Health tech entrepreneur, Dana Allison has led a big, beautiful life.
“I have had this amazing life, I won't lie,” she laughs. “And it's mostly because I'm the kind of person who says yes to opportunity, even if I have no idea how it's going to work out.”
It’s an approach you’ll find in the origin stories of Australia’s most successful founders, and it’s taken Dana from medical school to humanitarian aid, a successful health tech exit and now Trova Health, a groundbreaking new startup on a mission to deliver scalable healthcare for all.
Dana began her entrepreneurial journey while working as a medical intern in a UNHCR refugee camp in Thailand.
“I was living overseas, and it was the first time where I knew no one and where I was faced with trauma every day,” she says.
The trauma was “way, way less than what the refugees were faced with, but we saw it and had so little power to change their circumstances, so it was very hard to manage emotionally.”
The lack of adequate mental health support for aid workers within the UN system was glaring. Even when therapists were available, they often lacked the cultural and linguistic understanding necessary to effectively assist aid workers from diverse backgrounds.
At the same time, Dana’s focus shifted from one-on-one patient care to broader health solutions, such as designing quarantine protocols for cholera outbreaks.
“I started discovering that I wanted to work on big problems that would influence a lot of people more than I wanted to do one-to-one care,” she says.
With scale of the impact becoming her new metric of success, Dana founded the Women's World Health Initiative, a not-for-profit in West Africa focused on using technology to deliver healthcare in remote and rural communities.
After six years, she pivoted to digital health with IM Your Doc, a HIPAA-compliant mobile app for telehealth and instant provider-patient communication which she built to profitability with almost 500 clinics and successfully exited. Both ventures prepared to build a platform in healthcare at scale.
That inkling she had working with the United Nations was a much larger problem. “I started seeing it repeated in different parts of the world by different types of people, where mental health care that was culturally and linguistically matched, was not available,” she says.
And of course, the arrival of the COVID-19 pandemic only amplified these challenges, exposing that behavioural health services infrastructure was totally unequipped to meet the growing demand for mental healthcare.
Despite there being over 20,000 mental health and wellness apps, it is still hard to easily access care around the world that takes into account culture and language.
Dana immediately could see the need and opportunity. There are millions globally seeking care, providers ready to help, and trusted brands eager to scale to meet the demand. These are the ingredients for a powerful global marketplace. But it is too hard and too expensive for trusted direct to consumer mental health providers to expand beyond the US and into new markets. They need something to unlock it, to remove friction so companies can expand faster and cheaper.
Trova is the connector, the key to unlocking global demand to local providers with trusted platforms. Trova is a plug and play platform and provider network that makes it possible for digital health companies to expand seamlessly and efficiently.
With Trova’s local provider networks and a compliant care delivery platform, they enable quick market entry, connecting patients, providers, and brands with a single streamlined system. They reduce expansion costs, making global growth easier, faster, and finally possible.
Think of it like a Shopify for mental health services, providing the tools that smooth out the friction points so they can sell into new locations.

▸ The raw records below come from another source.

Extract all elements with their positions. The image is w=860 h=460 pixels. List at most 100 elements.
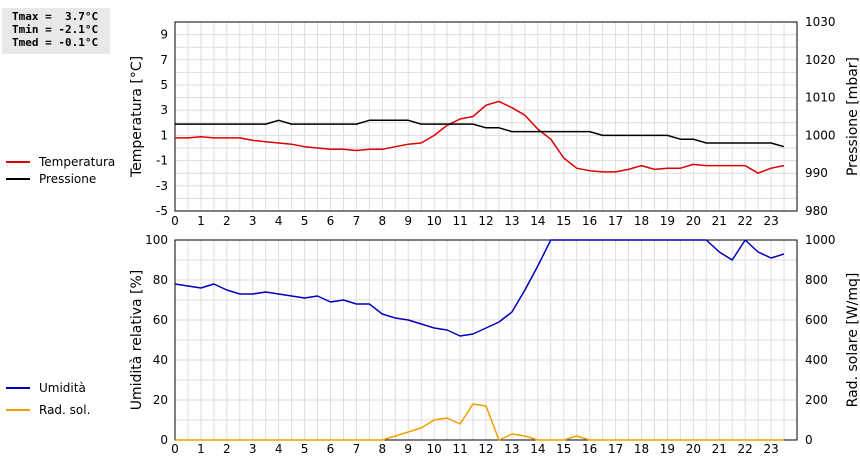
top-y-tick-label: 9 xyxy=(160,28,168,42)
stats-box: Tmax = 3.7°C Tmin = -2.1°C Tmed = -0.1°C xyxy=(2,8,110,54)
top-x-tick-label: 12 xyxy=(478,214,493,228)
bottom-x-tick-label: 10 xyxy=(427,442,442,456)
legend-humidity: Umidità xyxy=(6,381,86,395)
top-x-tick-label: 6 xyxy=(327,214,335,228)
bottom-x-tick-label: 22 xyxy=(738,442,753,456)
bottom-x-tick-label: 5 xyxy=(301,442,309,456)
top-plot-frame xyxy=(174,21,798,212)
bottom-y-tick-label: 20 xyxy=(153,393,168,407)
top-x-tick-label: 17 xyxy=(608,214,623,228)
top-x-tick-label: 20 xyxy=(686,214,701,228)
top-x-tick-label: 8 xyxy=(379,214,387,228)
bottom-x-tick-label: 0 xyxy=(171,442,179,456)
bottom-x-tick-label: 9 xyxy=(404,442,412,456)
top-y-right-tick-label: 990 xyxy=(805,166,828,180)
bottom-x-tick-label: 17 xyxy=(608,442,623,456)
top-y-right-axis-title: Pressione [mbar] xyxy=(845,57,860,176)
bottom-x-tick-label: 7 xyxy=(353,442,361,456)
top-x-tick-label: 22 xyxy=(738,214,753,228)
stat-tmin: Tmin = -2.1°C xyxy=(12,23,99,36)
top-x-tick-label: 5 xyxy=(301,214,309,228)
bottom-y-tick-label: 40 xyxy=(153,353,168,367)
top-y-right-tick-label: 1000 xyxy=(805,128,836,142)
top-y-tick-label: 3 xyxy=(160,103,168,117)
legend-temperature-label: Temperatura xyxy=(39,155,116,169)
top-y-tick-label: 5 xyxy=(160,78,168,92)
top-x-tick-label: 21 xyxy=(712,214,727,228)
bottom-y-right-tick-label: 400 xyxy=(805,353,828,367)
top-y-right-tick-label: 980 xyxy=(805,204,828,218)
solar-series-line xyxy=(175,403,784,441)
legend-pressure: Pressione xyxy=(6,172,96,186)
bottom-x-tick-label: 2 xyxy=(223,442,231,456)
bottom-x-tick-label: 15 xyxy=(556,442,571,456)
temperature-series-line xyxy=(175,100,785,174)
bottom-x-tick-label: 23 xyxy=(763,442,778,456)
top-x-tick-label: 14 xyxy=(530,214,545,228)
top-x-tick-label: 19 xyxy=(660,214,675,228)
bottom-x-tick-label: 12 xyxy=(478,442,493,456)
bottom-y-tick-label: 80 xyxy=(153,273,168,287)
top-x-tick-label: 2 xyxy=(223,214,231,228)
bottom-x-tick-label: 3 xyxy=(249,442,257,456)
top-x-tick-label: 0 xyxy=(171,214,179,228)
bottom-y-tick-label: 0 xyxy=(160,433,168,447)
legend-temperature-swatch xyxy=(6,161,30,163)
legend-humidity-swatch xyxy=(6,387,30,389)
bottom-y-right-tick-label: 1000 xyxy=(805,233,836,247)
top-y-tick-label: 1 xyxy=(160,128,168,142)
legend-temperature: Temperatura xyxy=(6,155,115,169)
bottom-y-right-tick-label: 600 xyxy=(805,313,828,327)
top-y-tick-label: -3 xyxy=(156,179,168,193)
bottom-x-tick-label: 21 xyxy=(712,442,727,456)
top-x-tick-label: 11 xyxy=(452,214,467,228)
bottom-x-tick-label: 1 xyxy=(197,442,205,456)
legend-humidity-label: Umidità xyxy=(39,381,86,395)
bottom-x-tick-label: 13 xyxy=(504,442,519,456)
bottom-x-tick-label: 16 xyxy=(582,442,597,456)
top-x-tick-label: 23 xyxy=(763,214,778,228)
top-y-right-tick-label: 1020 xyxy=(805,53,836,67)
top-y-tick-label: -1 xyxy=(156,154,168,168)
top-x-tick-label: 10 xyxy=(427,214,442,228)
top-x-tick-label: 3 xyxy=(249,214,257,228)
bottom-y-right-tick-label: 800 xyxy=(805,273,828,287)
legend-pressure-label: Pressione xyxy=(39,172,97,186)
bottom-y-right-axis-title: Rad. solare [W/mq] xyxy=(845,273,860,408)
top-y-axis-title: Temperatura [°C] xyxy=(129,56,145,178)
bottom-x-tick-label: 14 xyxy=(530,442,545,456)
bottom-y-right-tick-label: 0 xyxy=(805,433,813,447)
top-y-right-tick-label: 1010 xyxy=(805,91,836,105)
top-x-tick-label: 4 xyxy=(275,214,283,228)
bottom-y-tick-label: 100 xyxy=(145,233,168,247)
legend-solar: Rad. sol. xyxy=(6,403,90,417)
legend-pressure-swatch xyxy=(6,178,30,180)
top-y-tick-label: -5 xyxy=(156,204,168,218)
legend-solar-label: Rad. sol. xyxy=(39,403,91,417)
bottom-x-tick-label: 11 xyxy=(452,442,467,456)
bottom-x-tick-label: 20 xyxy=(686,442,701,456)
top-x-tick-label: 16 xyxy=(582,214,597,228)
top-x-tick-label: 18 xyxy=(634,214,649,228)
pressure-series-line xyxy=(175,119,785,148)
top-x-tick-label: 13 xyxy=(504,214,519,228)
bottom-y-axis-title: Umidità relativa [%] xyxy=(129,270,145,411)
top-x-tick-label: 9 xyxy=(404,214,412,228)
bottom-x-tick-label: 19 xyxy=(660,442,675,456)
bottom-y-tick-label: 60 xyxy=(153,313,168,327)
bottom-y-right-tick-label: 200 xyxy=(805,393,828,407)
top-y-tick-label: 7 xyxy=(160,53,168,67)
bottom-x-tick-label: 18 xyxy=(634,442,649,456)
legend-solar-swatch xyxy=(6,409,30,411)
top-x-tick-label: 7 xyxy=(353,214,361,228)
bottom-x-tick-label: 6 xyxy=(327,442,335,456)
stat-tmed: Tmed = -0.1°C xyxy=(12,36,99,49)
humidity-series-line xyxy=(174,239,785,337)
top-x-tick-label: 1 xyxy=(197,214,205,228)
bottom-x-tick-label: 8 xyxy=(379,442,387,456)
top-y-right-tick-label: 1030 xyxy=(805,15,836,29)
bottom-x-tick-label: 4 xyxy=(275,442,283,456)
top-x-tick-label: 15 xyxy=(556,214,571,228)
bottom-plot-frame xyxy=(174,239,798,441)
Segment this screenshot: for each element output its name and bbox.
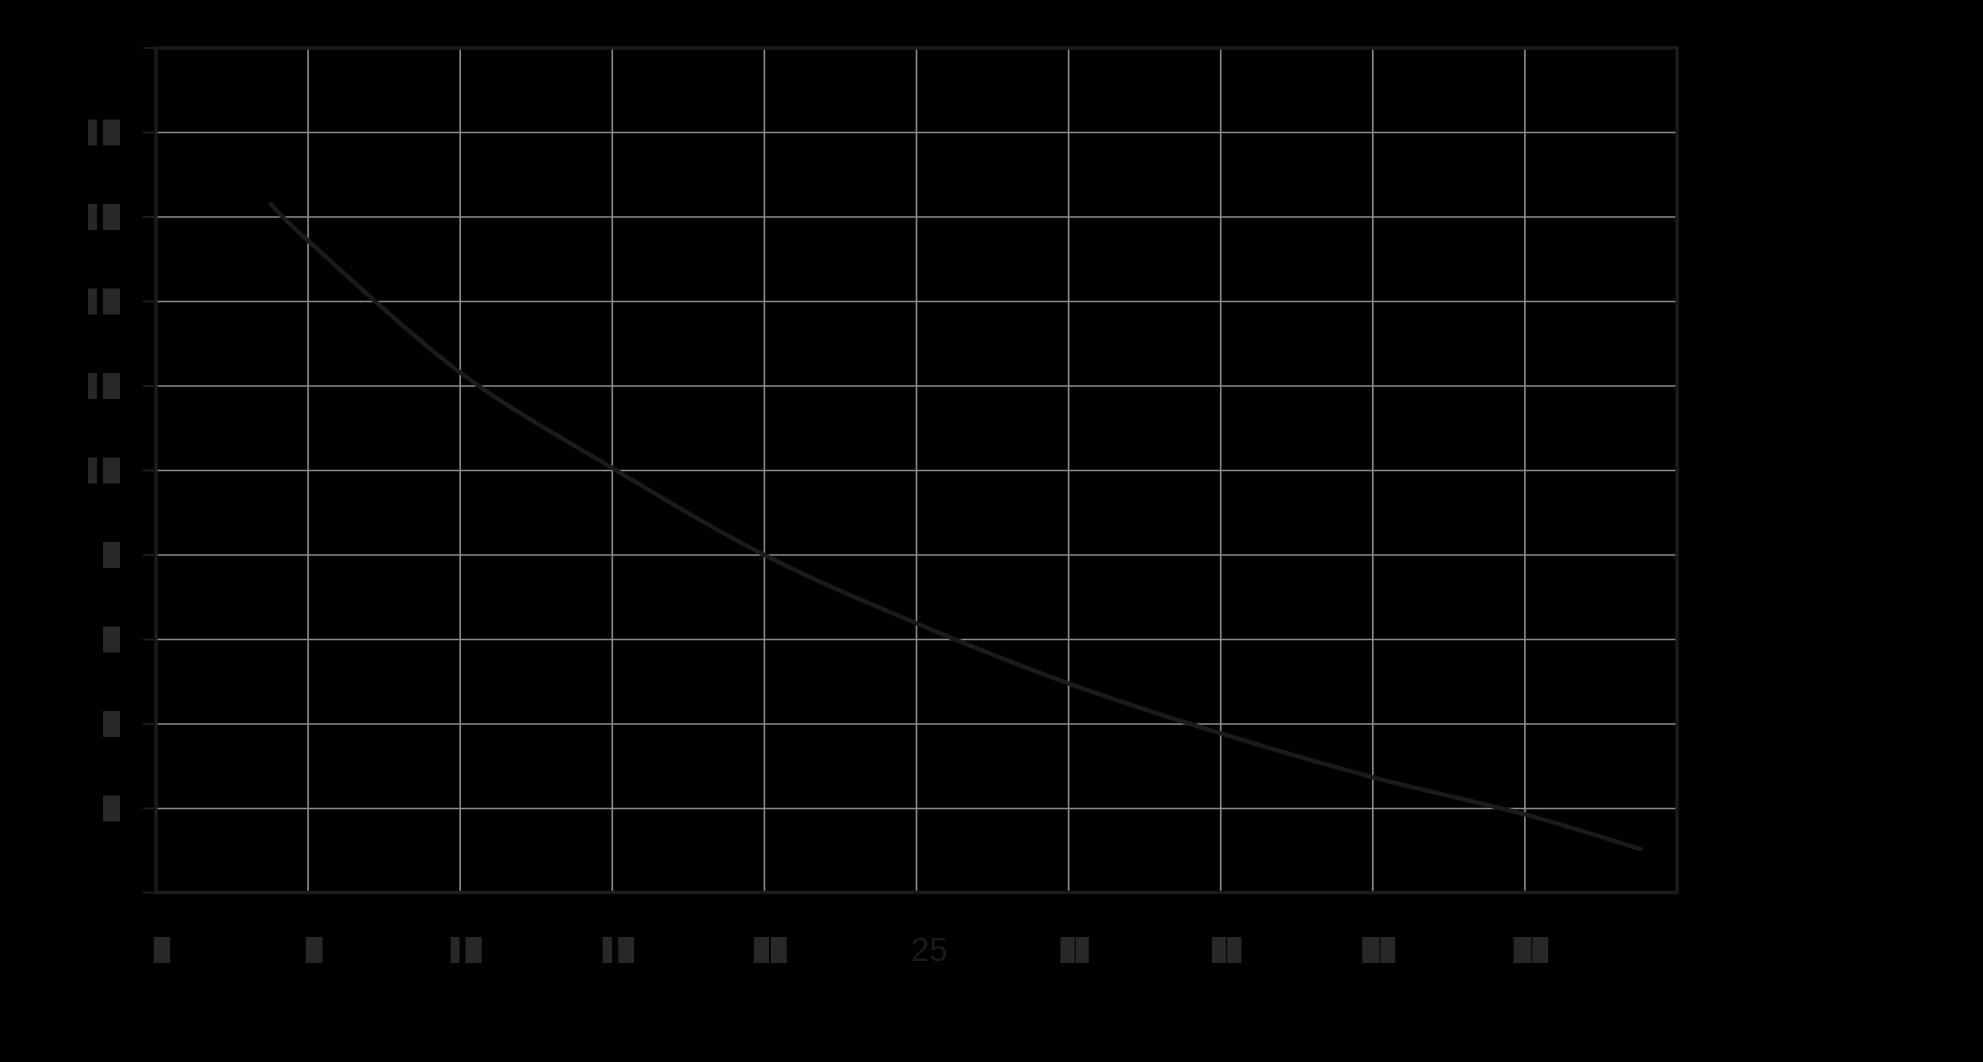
svg-text:25: 25	[911, 931, 948, 968]
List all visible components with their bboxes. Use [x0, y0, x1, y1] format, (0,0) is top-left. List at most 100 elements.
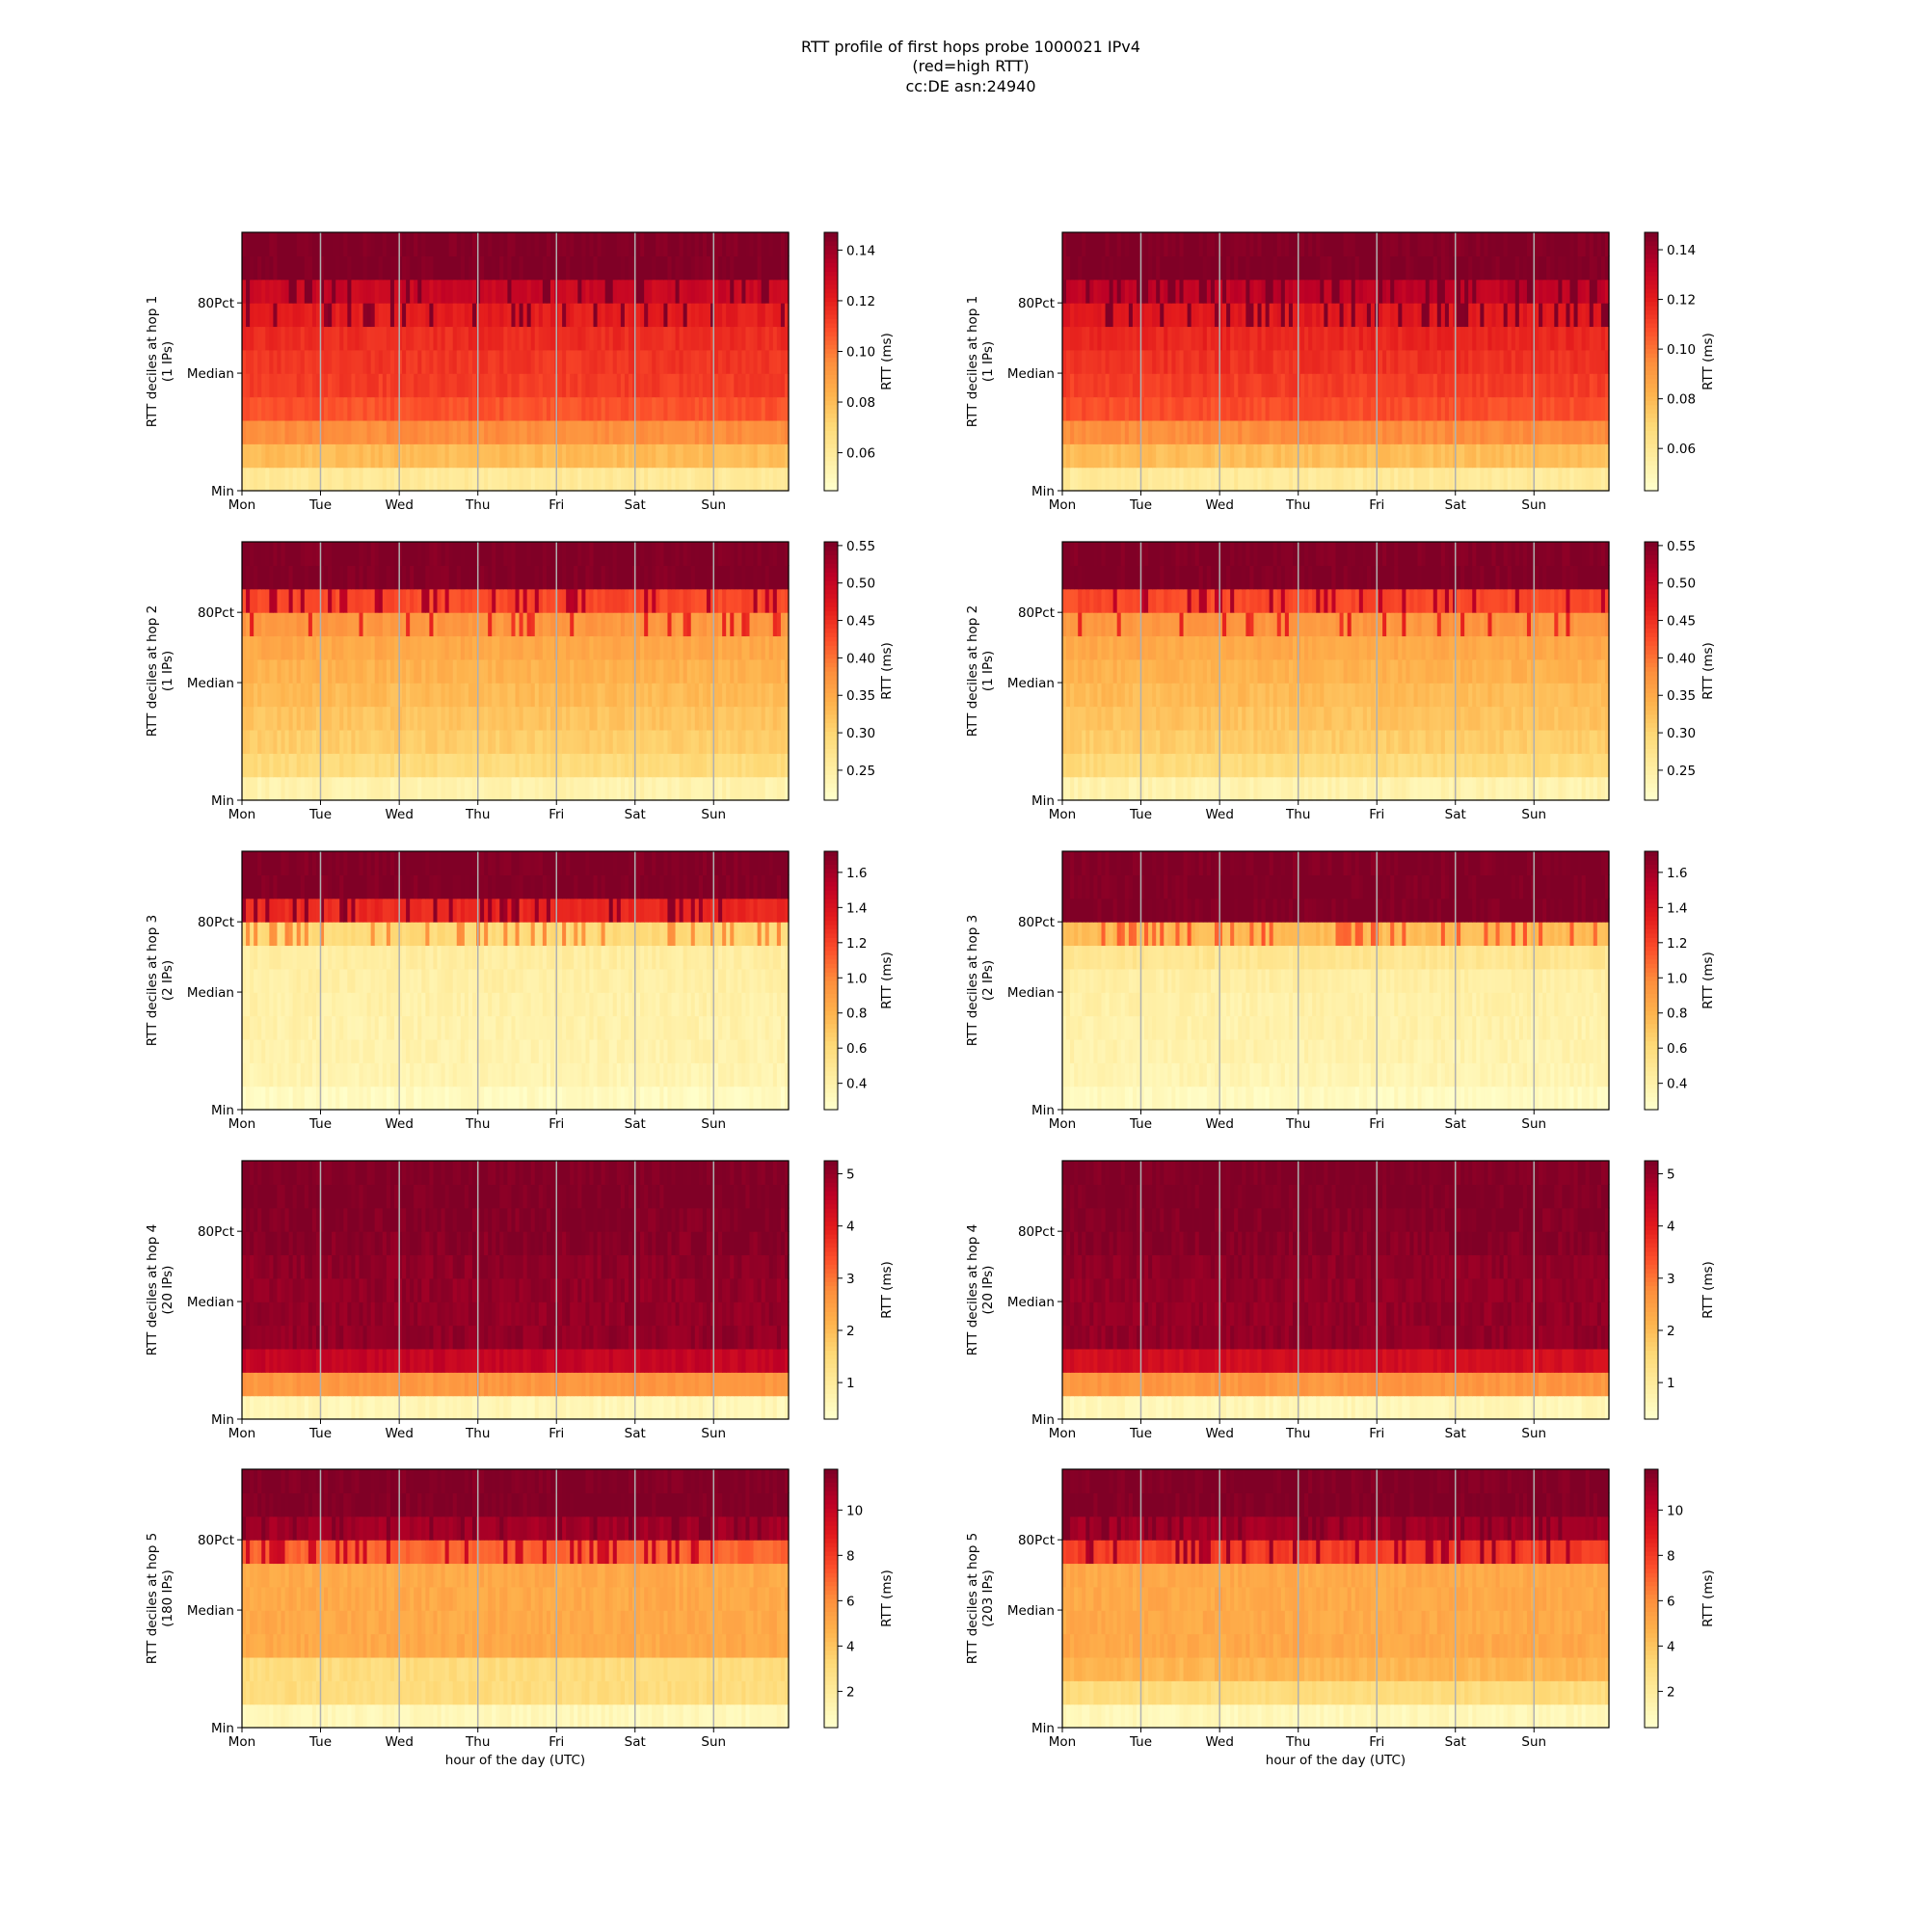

After a successful launch in South Africa and expansion to three additional countries, Trova have just launched in Brazil, which is a massive commercialisation market that is ready to be tapped by trusted brands to meet the burgeoning demand, and supply of providers.
Impressively, this expansion has been entirely bootstrapped. But when asked about her most significant achievement, Dana cites the team behind Trova, who are as “audacious” and driven as she is.
“It could be massive. A $105 billion dollar market available to these companies, so you have to have the right team to succeed,” she says.
Along with Dana’s experience, co-founder and CTO Balaji Varanasi is a 25-year health software and architecture veteran with lived experience taking legacy systems international. He brings his deep SME to Trova alongside clinical lead Dr Truida Botha, who has a PhD in cross-border healthcare.
Team Trova is now one of 11 companies in the Winter 24 Startmate Accelerator cohort, a group of Australia’s most ambitious early-stage companies. The program has provided Dana and her team with invaluable guidance and a powerful launchpad into the Australian startup ecosystem.
“The amazing mentors and advisors that are related to Startmate have been enormous supports… it truly has accelerated Trova faster than I ever thought we could go, and I didn’t think we could go any faster,” she says.
The results seem pretty clear: during the program Trova has almost tripled their revenue in a short 10 week period and is poised for a $1.8 million AUD fundraising round to accelerate their growth..
While mental health is the current focus, Dana says Trova’s infrastructure could one day scale across any healthcare vertical.
“We are ultimately building an infrastructure that is agile across borders and has this provider network that can meet linguistic and cultural needs, whether in-country or even across borders,” she says.
“And if we pull that off, then there's all sorts of verticals where healthcare no longer needs to be limited by location.”